- Born: Soweto, Gauteng, South Africa
- Other name: Johanna Mukoki
- Education: Rhodes University (BCom, Accounting and Economics)
- Occupations: Businesswoman, motivational speaker, philanthropist
- Years active: 1996–present
- Employer: Travel with Flair
- Known for: Co-founder of Travel with Flair, first African board member of the Association of Corporate Travel Executives, multiple business awards
- Title: Group CEO of Travel with Flair
- Spouse: Alan Mukoki ​ ​(m. 2011, divorced)​
- Relatives: Basetsana Kumalo (sister)

= Johanna Makgalemele =

South African businesswoman and philanthropist

Johanna Makgalemele (previously known as Johanna Mukoki) is a South African entrepreneur, motivational speaker, and philanthropist. She is the co-founder of Travel with Flair, a South African travel management company.

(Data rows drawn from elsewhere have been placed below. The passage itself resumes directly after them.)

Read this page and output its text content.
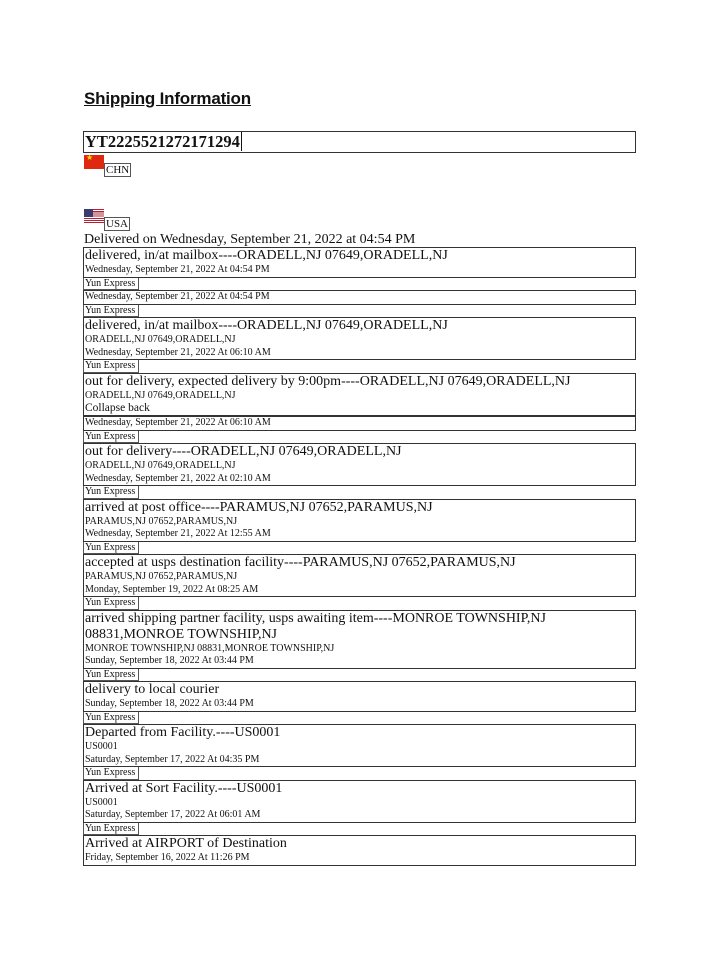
Shipping Information
YT2225521272171294
★CHN
USA
Delivered on Wednesday, September 21, 2022 at 04:54 PM
delivered, in/at mailbox----ORADELL,NJ 07649,ORADELL,NJ
Wednesday, September 21, 2022 At 04:54 PM
Yun Express
Wednesday, September 21, 2022 At 04:54 PM
Yun Express
delivered, in/at mailbox----ORADELL,NJ 07649,ORADELL,NJ
ORADELL,NJ 07649,ORADELL,NJ
Wednesday, September 21, 2022 At 06:10 AM
Yun Express
out for delivery, expected delivery by 9:00pm----ORADELL,NJ 07649,ORADELL,NJ
ORADELL,NJ 07649,ORADELL,NJ
Collapse back
Wednesday, September 21, 2022 At 06:10 AM
Yun Express
out for delivery----ORADELL,NJ 07649,ORADELL,NJ
ORADELL,NJ 07649,ORADELL,NJ
Wednesday, September 21, 2022 At 02:10 AM
Yun Express
arrived at post office----PARAMUS,NJ 07652,PARAMUS,NJ
PARAMUS,NJ 07652,PARAMUS,NJ
Wednesday, September 21, 2022 At 12:55 AM
Yun Express
accepted at usps destination facility----PARAMUS,NJ 07652,PARAMUS,NJ
PARAMUS,NJ 07652,PARAMUS,NJ
Monday, September 19, 2022 At 08:25 AM
Yun Express
arrived shipping partner facility, usps awaiting item----MONROE TOWNSHIP,NJ 08831,MONROE TOWNSHIP,NJ
MONROE TOWNSHIP,NJ 08831,MONROE TOWNSHIP,NJ
Sunday, September 18, 2022 At 03:44 PM
Yun Express
delivery to local courier
Sunday, September 18, 2022 At 03:44 PM
Yun Express
Departed from Facility.----US0001
US0001
Saturday, September 17, 2022 At 04:35 PM
Yun Express
Arrived at Sort Facility.----US0001
US0001
Saturday, September 17, 2022 At 06:01 AM
Yun Express
Arrived at AIRPORT of Destination
Friday, September 16, 2022 At 11:26 PM
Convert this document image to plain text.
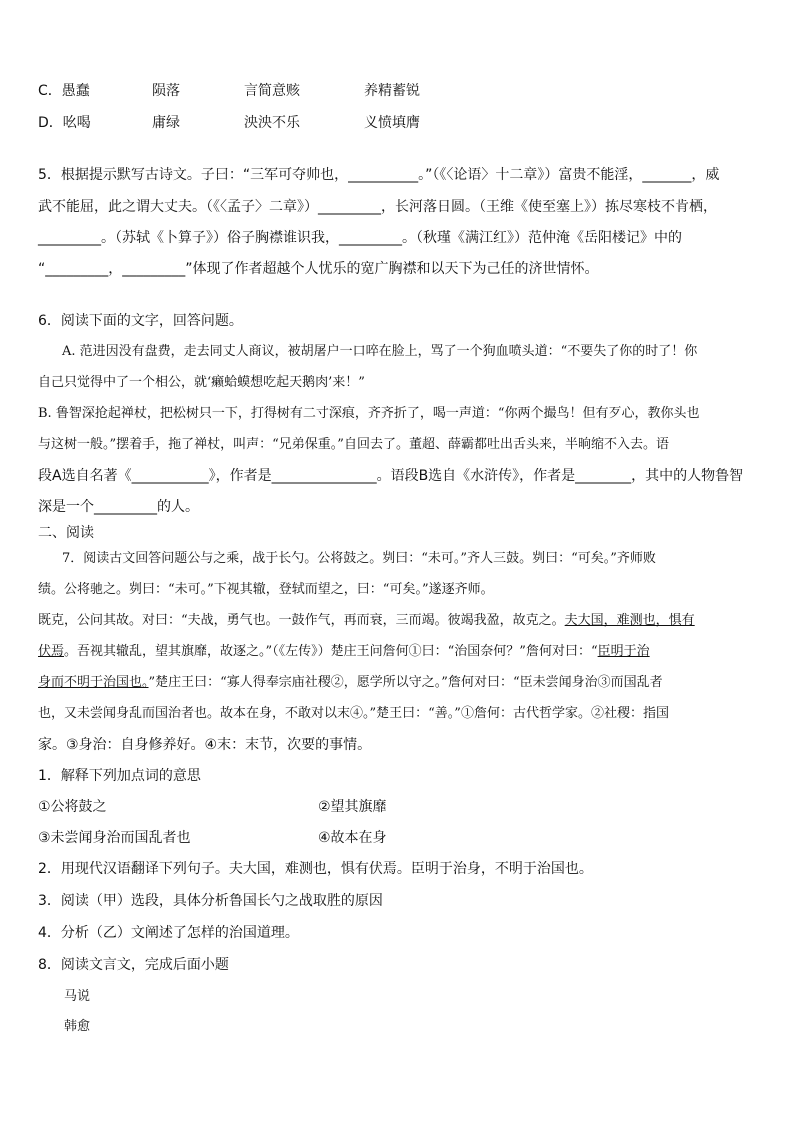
C．愚蠢	陨落	言简意赅	养精蓄锐
D．吆喝	庸绿	泱泱不乐	义愤填膺
5．根据提示默写古诗文。子曰：“三军可夺帅也，__________。”（《〈论语〉十二章》）富贵不能淫，_______，威
武不能屈，此之谓大丈夫。（《〈孟子〉二章》）_________，长河落日圆。（王维《使至塞上》）拣尽寒枝不肯栖，
_________。（苏轼《卜算子》）俗子胸襟谁识我，_________。（秋瑾《满江红》）范仲淹《岳阳楼记》中的
“_________，_________”体现了作者超越个人忧乐的宽广胸襟和以天下为己任的济世情怀。
6．阅读下面的文字，回答问题。
A. 范进因没有盘费，走去同丈人商议，被胡屠户一口啐在脸上，骂了一个狗血喷头道：“不要失了你的时了！你
自己只觉得中了一个相公，就‘癞蛤蟆想吃起天鹅肉’来！”
B. 鲁智深抢起禅杖，把松树只一下，打得树有二寸深痕，齐齐折了，喝一声道：“你两个撮鸟！但有歹心，教你头也
与这树一般。”摆着手，拖了禅杖，叫声：“兄弟保重。”自回去了。董超、薛霸都吐出舌头来，半晌缩不入去。语
段A选自名著《___________》，作者是_______________。语段B选自《水浒传》，作者是________，其中的人物鲁智
深是一个_________的人。
二、阅读
7．阅读古文回答问题公与之乘，战于长勺。公将鼓之。刿曰：“未可。”齐人三鼓。刿曰：“可矣。”齐师败
绩。公将驰之。刿曰：“未可。”下视其辙，登轼而望之，曰：“可矣。”遂逐齐师。
既克，公问其故。对曰：“夫战，勇气也。一鼓作气，再而衰，三而竭。彼竭我盈，故克之。夫大国，难测也，惧有
伏焉。吾视其辙乱，望其旗靡，故逐之。”（《左传》）楚庄王问詹何①曰：“治国奈何？”詹何对曰：“臣明于治
身而不明于治国也。”楚庄王曰：“寡人得奉宗庙社稷②，愿学所以守之。”詹何对曰：“臣未尝闻身治③而国乱者
也，又未尝闻身乱而国治者也。故本在身，不敢对以末④。”楚王曰：“善。”①詹何：古代哲学家。②社稷：指国
家。③身治：自身修养好。④末：末节，次要的事情。
1．解释下列加点词的意思
①公将鼓之	②望其旗靡
③未尝闻身治而国乱者也	④故本在身
2．用现代汉语翻译下列句子。夫大国，难测也，惧有伏焉。臣明于治身，不明于治国也。
3．阅读（甲）选段，具体分析鲁国长勺之战取胜的原因
4．分析（乙）文阐述了怎样的治国道理。
8．阅读文言文，完成后面小题
马说
韩愈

== Early life and education ==
Johanna Makgalemele was born in Soweto, South Africa, during the apartheid era. She is the elder sister of Basetsana Kumalo, a South African media personality and former Miss South Africa. Makgalemele attended Rhodes University, where she earned a BCOM degree, major in Accounting and Economics.

== Awards ==
In 2008, Makgalemele was named South Africa's Most Influential Woman in Business and Government in the Tourism Sector by the CEO Magazine. In 2012, she was named Emerging South African Entrepreneur of the Year at the Ernst & Young World Entrepreneur Awards. In 2017, she received the Exceptional Commitment Award from the ASATA Diners Club Awards. Makgalemele was also the winner of the 2017 BWASA Businesswoman of the Year under the entrepreneur category.

== Personal life ==
Makgalemele married South African businessman Alan Mukoki in 2011. The couple divorced in 2020.